Das Dementi steht. Vorerst. "Nichts" sei an Spekulationen dran, die Bundesregierung arbeite bereits an einem zweiten Konjunkturpaket, sagt der Sprecher des Bundesfinanzministeriums, Stefan Olbermann. Er empfiehlt, wie es die offizielle Regierungslinie ist, erst einmal abzuwarten. Schließlich müssten die Maßnahmen aus dem ersten Konjunkturpaket, die 31 Milliarden Euro umfassen sollen, zunächst einmal umgesetzt werden und die Chance erhalten, zu wirken. Ende der Debatte. Zumindest aus Sicht von Bundesfinanzminister Peer Steinbrück.

Doch offensichtlich sehen dies längst nicht alle in der Großen Koalition mehr so, die Stimmung im Regierungslager kippt. Die Süddeutsche Zeitung hatte am Morgen gemeldet, die Koalition arbeite entgegen allen Beteuerungen "ohne Denkverbote" an einem zweiten Konjunkturpaket. Im Gespräch sei ein weiteres öffentliches Investitionsprogramm, das zum Beispiel Straßenbauprojekte, die energetische Sanierung von Gebäuden, den Neubau von Kraftwerken oder den Ausbau der Breitbandverkabelung fördern solle.

Der Druck aus den Parteien wird immer größer. Die CDU-Ministerpräsidenten von Nordrhein-Westfalen und Hessen, Jürgen Rüttgers und Roland Koch, plädierten am Mittwoch ebenfalls für rasche öffentliche Investitionen. Der bayerische Ministerpräsident Horst Seehofer nannte das erste Konjunkturpaket "zu klein". Zudem erneuerte Seehofer die Forderung nach raschen Steuersenkungen. Als Sofortmaßnahme könnte nach Ansicht des stellvertretenden CSU-Vorsitzenden Peter Ramsauer die sogenannte kalte Progression, die bei Lohnerhöhungen zu einer immer höheren realen Steuerlast führt, abgemildert werden.

In der SPD hingegen werden die Rufe nach Konsumgutscheinen immer lauter. In der Bundestagsfraktion war am Dienstag ein Vorschlag des Abgeordneten Karl Lauterbach auf große Sympathie gestoßen, an jeden Erwachsenen in Deutschland einen Gutschein über 500 Euro auszugeben. Dieser solle beim Einkaufen oder beim Bezahlen von Handwerkerrechnungen eingelöst werden können, wenn er mit einem Eigenanteil von 200 Euro aufgestockt wird. Hartz-IV-Empfänger würden von der Pflicht zur Zuzahlung befreit, Kinder und Jugendliche erhielten lediglich 250 Euro. Auch Parteichef Müntefering unterstützt die Idee. Eine solche einmalige Aktion würde Parteifreund Steinbrück etwa 30 bis 35 Milliarden Euro kosten.

Steuersenkung oder Konsumgutschein?
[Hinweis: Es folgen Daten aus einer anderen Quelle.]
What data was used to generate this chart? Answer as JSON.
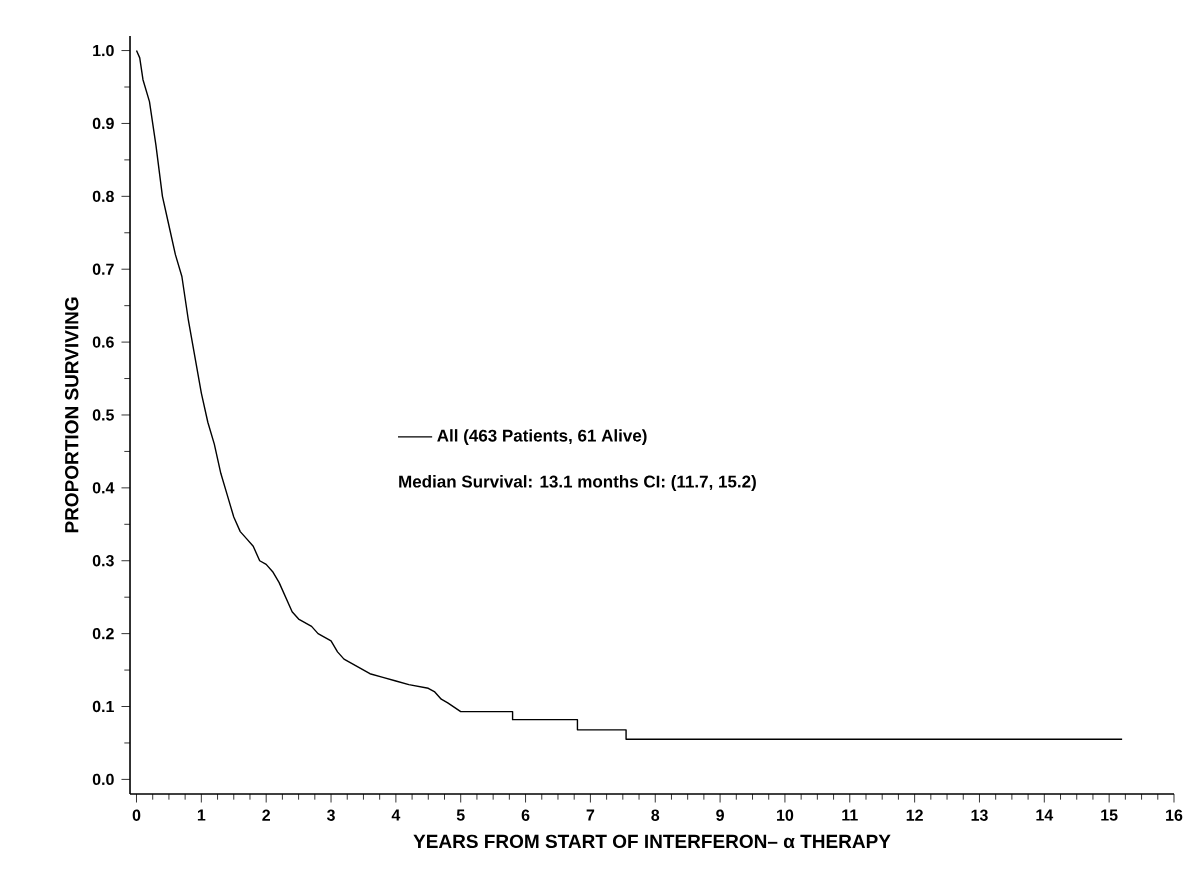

Fast scheint es, als sei die Frage nicht mehr ob, sondern nur wann ein zweites Konjunkturpaket aufgelegt wird, und ob neben weiteren Investitionsprogrammen eine der beiden oder beide Alternativen enthalten sein wird.

Doch längst wird dabei die wirtschaftspolitische von der parteitaktischen Debatte überlagert. Angesichts des bevorstehenden Superwahljahres, das mit der hessischen Landtagswahl am 18. Januar beginnt und mit der Bundestagswahl am 27. September endet, rüsten sich die Parteien für die monatelange Wahlkampfschlacht. Die aufziehende Wirtschaftskrise sowie die Frage, wie die Rezession wirksam bekämpft werden kann, werden voraussichtlich zu zentralen Wahlkampfthemen werden.